Lent as a white Christian during Black History Month
Lent is early this year, so it coincides with Black History Month for a full 18 days.
This overlap of sacred and secular calendars proves doubly sacred for Christians in the U.S. The sacred journey of Lent leads us to the cross—at the end of Jesus’ life of healing ministry and preaching good news to the poor. The sacred journey of Black History Month leads us to the lynching tree—as well as to African American innovators such as the man who developed modern blood storage and transfusion.
Filmmaker Christine Herbes-Sommers notes that people resist conversations about race because “white people don’t want to feel more guilty and black people don’t want to feel more angry.” For white Christians on the Lenten journey, however, Black History Month might nudge us to reflect on these feelings of guilt and to see where they lead.
The imposition of ashes at Lent’s beginning asks us for a radical realism about ourselves. Susan R. Andrews describes ancient Eastern monasteries that collected the skulls of dead monks in a room where the monks and visitors could see them. They seemed to feel that a clear sense of impending death would aid their spiritual journey. We too need to bring our skeletons into the open, to reflect soberly on our lives and the need for transformation.
This might include reading the report of the U.N. Working Group of Experts on People of African Descent on its visit to the U.S. in January. The group’s recommendations include the “profound need to acknowledge that the transatlantic slave trade was a crime against humanity and among the major sources and manifestations of racism.” We might also read Ta-Nehesi Coates’s Between the World and Me—or Brown Girl Dreaming, Jacqueline Woodson’s poetic memoir of growing up in South Carolina during the Civil Rights era. I myself am experiencing an important sobriety about my own United Methodist denomination by reading about the history of a powerful evangelical rhetoric that ran alongside the preaching of the Curse of Ham story in Genesis as a justification of slavery.
These skeletons serve as sobering reminders. Mothers weeping for their dead children today echo the mothers weeping for their four girls in 1963, whose tears flow into the river of mourning of so many black mothers of murdered children. Here’s Woodson’s remembrance of her grandfather’s thoughts on the marches in South Carolina and elsewhere:
First they brought us here.
Then we worked for free. Then it was 1963,
And we were supposed to be free but we weren’t.
It reminds me that black people exploited for cheap labor today carry the same burden as those who Marched on Washington for Jobs and Freedom in 1963, whose wearied bodies fall exhausted alongside hundreds of thousands of exploited slaves.
It makes sense that we white people don’t want to feel more guilty. But the facts tell us that more unarmed black youths die at the end of guns shot by white police officers, that white students of the Sigma Alpha Epsilon fraternity chanted racist slurs. And too often white pundits explain to their audiences that racism does not exist anymore, that people play the race card to create a deeper divide in our society.
Lent, however, calls for sober reflection on reality—for dealing with this guilt head-on in a season of repentance that leads to resurrection. Repentance means soberly considering our past and present, and turning toward resurrection life with the power of God to participate in the transformation of the world.

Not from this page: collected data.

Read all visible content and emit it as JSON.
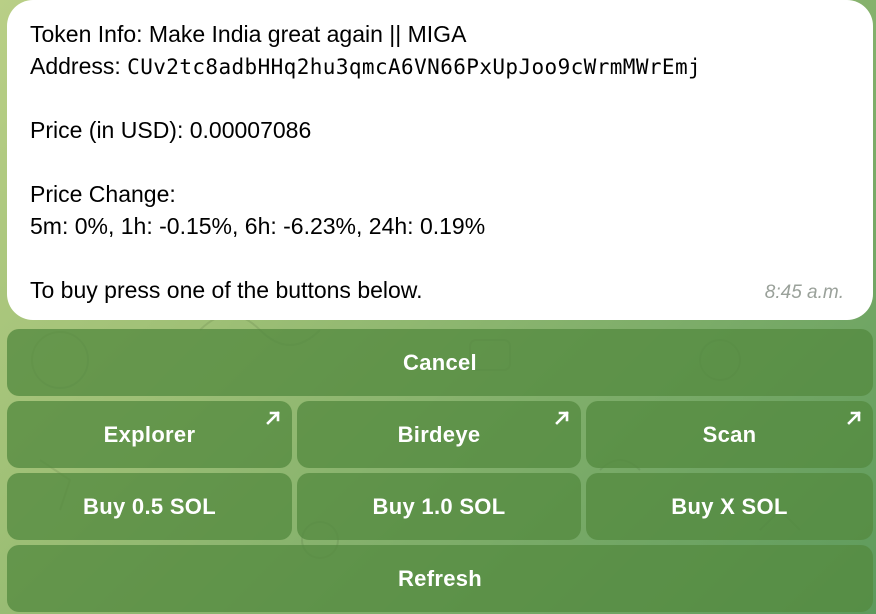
{
  "message": {
    "lines": [
      "Token Info: Make India great again || MIGA",
      "Address: CUv2tc8adbHHq2hu3qmcA6VN66PxUpJoo9cWrmMWrEmj",
      "",
      "Price (in USD): 0.00007086",
      "",
      "Price Change:",
      "5m: 0%, 1h: -0.15%, 6h: -6.23%, 24h: 0.19%",
      "",
      "To buy press one of the buttons below."
    ],
    "address_label": "Address: ",
    "address_value": "CUv2tc8adbHHq2hu3qmcA6VN66PxUpJoo9cWrmMWrEmj",
    "time": "8:45 a.m."
  },
  "keyboard": {
    "cancel": "Cancel",
    "explorer": "Explorer",
    "birdeye": "Birdeye",
    "scan": "Scan",
    "buy_05": "Buy 0.5 SOL",
    "buy_10": "Buy 1.0 SOL",
    "buy_x": "Buy X SOL",
    "refresh": "Refresh"
  },
  "colors": {
    "button_bg": "#5a8d44",
    "bubble_bg": "#ffffff",
    "timestamp": "#9aa19a"
  }
}
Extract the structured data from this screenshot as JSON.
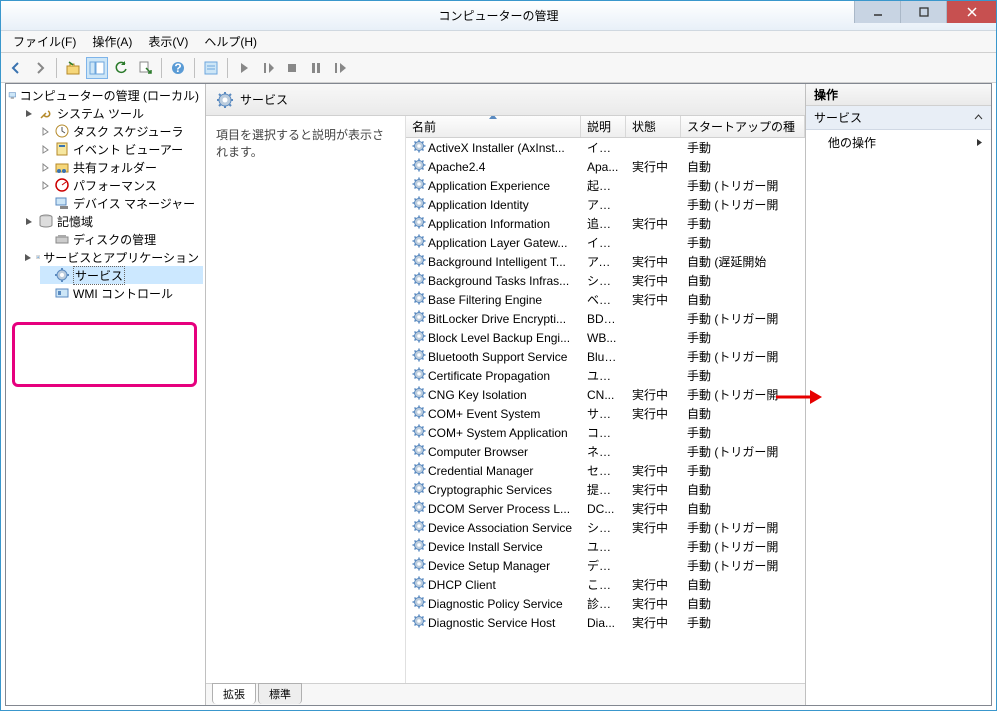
{
  "window": {
    "title": "コンピューターの管理"
  },
  "menu": {
    "file": "ファイル(F)",
    "action": "操作(A)",
    "view": "表示(V)",
    "help": "ヘルプ(H)"
  },
  "tree": {
    "root": "コンピューターの管理 (ローカル)",
    "system_tools": "システム ツール",
    "task_scheduler": "タスク スケジューラ",
    "event_viewer": "イベント ビューアー",
    "shared_folders": "共有フォルダー",
    "performance": "パフォーマンス",
    "device_manager": "デバイス マネージャー",
    "storage": "記憶域",
    "disk_management": "ディスクの管理",
    "services_apps": "サービスとアプリケーション",
    "services": "サービス",
    "wmi_control": "WMI コントロール"
  },
  "center": {
    "title": "サービス",
    "description_hint": "項目を選択すると説明が表示されます。"
  },
  "columns": {
    "name": "名前",
    "desc": "説明",
    "status": "状態",
    "startup": "スタートアップの種"
  },
  "tabs": {
    "extended": "拡張",
    "standard": "標準"
  },
  "actions": {
    "header": "操作",
    "section": "サービス",
    "other": "他の操作"
  },
  "services": [
    {
      "name": "ActiveX Installer (AxInst...",
      "desc": "イン...",
      "status": "",
      "startup": "手動"
    },
    {
      "name": "Apache2.4",
      "desc": "Apa...",
      "status": "実行中",
      "startup": "自動"
    },
    {
      "name": "Application Experience",
      "desc": "起動...",
      "status": "",
      "startup": "手動 (トリガー開"
    },
    {
      "name": "Application Identity",
      "desc": "アプリ...",
      "status": "",
      "startup": "手動 (トリガー開"
    },
    {
      "name": "Application Information",
      "desc": "追加...",
      "status": "実行中",
      "startup": "手動"
    },
    {
      "name": "Application Layer Gatew...",
      "desc": "イン...",
      "status": "",
      "startup": "手動"
    },
    {
      "name": "Background Intelligent T...",
      "desc": "アイ...",
      "status": "実行中",
      "startup": "自動 (遅延開始"
    },
    {
      "name": "Background Tasks Infras...",
      "desc": "シス...",
      "status": "実行中",
      "startup": "自動"
    },
    {
      "name": "Base Filtering Engine",
      "desc": "ベー...",
      "status": "実行中",
      "startup": "自動"
    },
    {
      "name": "BitLocker Drive Encrypti...",
      "desc": "BDE...",
      "status": "",
      "startup": "手動 (トリガー開"
    },
    {
      "name": "Block Level Backup Engi...",
      "desc": "WB...",
      "status": "",
      "startup": "手動"
    },
    {
      "name": "Bluetooth Support Service",
      "desc": "Blue...",
      "status": "",
      "startup": "手動 (トリガー開"
    },
    {
      "name": "Certificate Propagation",
      "desc": "ユー...",
      "status": "",
      "startup": "手動"
    },
    {
      "name": "CNG Key Isolation",
      "desc": "CN...",
      "status": "実行中",
      "startup": "手動 (トリガー開"
    },
    {
      "name": "COM+ Event System",
      "desc": "サポ...",
      "status": "実行中",
      "startup": "自動"
    },
    {
      "name": "COM+ System Application",
      "desc": "コン...",
      "status": "",
      "startup": "手動"
    },
    {
      "name": "Computer Browser",
      "desc": "ネット...",
      "status": "",
      "startup": "手動 (トリガー開"
    },
    {
      "name": "Credential Manager",
      "desc": "セキ...",
      "status": "実行中",
      "startup": "手動"
    },
    {
      "name": "Cryptographic Services",
      "desc": "提供...",
      "status": "実行中",
      "startup": "自動"
    },
    {
      "name": "DCOM Server Process L...",
      "desc": "DC...",
      "status": "実行中",
      "startup": "自動"
    },
    {
      "name": "Device Association Service",
      "desc": "シス...",
      "status": "実行中",
      "startup": "手動 (トリガー開"
    },
    {
      "name": "Device Install Service",
      "desc": "ユー...",
      "status": "",
      "startup": "手動 (トリガー開"
    },
    {
      "name": "Device Setup Manager",
      "desc": "デバ...",
      "status": "",
      "startup": "手動 (トリガー開"
    },
    {
      "name": "DHCP Client",
      "desc": "この...",
      "status": "実行中",
      "startup": "自動"
    },
    {
      "name": "Diagnostic Policy Service",
      "desc": "診断...",
      "status": "実行中",
      "startup": "自動"
    },
    {
      "name": "Diagnostic Service Host",
      "desc": "Dia...",
      "status": "実行中",
      "startup": "手動"
    }
  ]
}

It seems to me that when white guilt proves problematic it’s because we don’t move from guilt toward an end that looks like resurrection life. What if we looked at the unequal experience of poverty in black communities and then moved to tutor a student? What if we witnessed the deaths of our black brothers and sisters and then partnered with black communities to reform the criminal justice system? What if we soberly viewed the legacy of slavery and then took steps to motivate more people to work for liberty and justice for all?
Such acts are not about assuaging guilt. Rather, they represent steps passing through death to resurrection life. We end the Lenten season at Easter, where we remember our baptism. We remember the sacrament by which we die to ourselves to walk in newness of life, no longer slaves to sin but alive to God and God’s just purposes (Romans 6).
The Lenten journey lies ahead. I hope it can be a journey of sober reflection on the skeletons of our past—and movement toward resurrection life, working for racial justice by the same power that God used to raise Jesus Christ from the dead.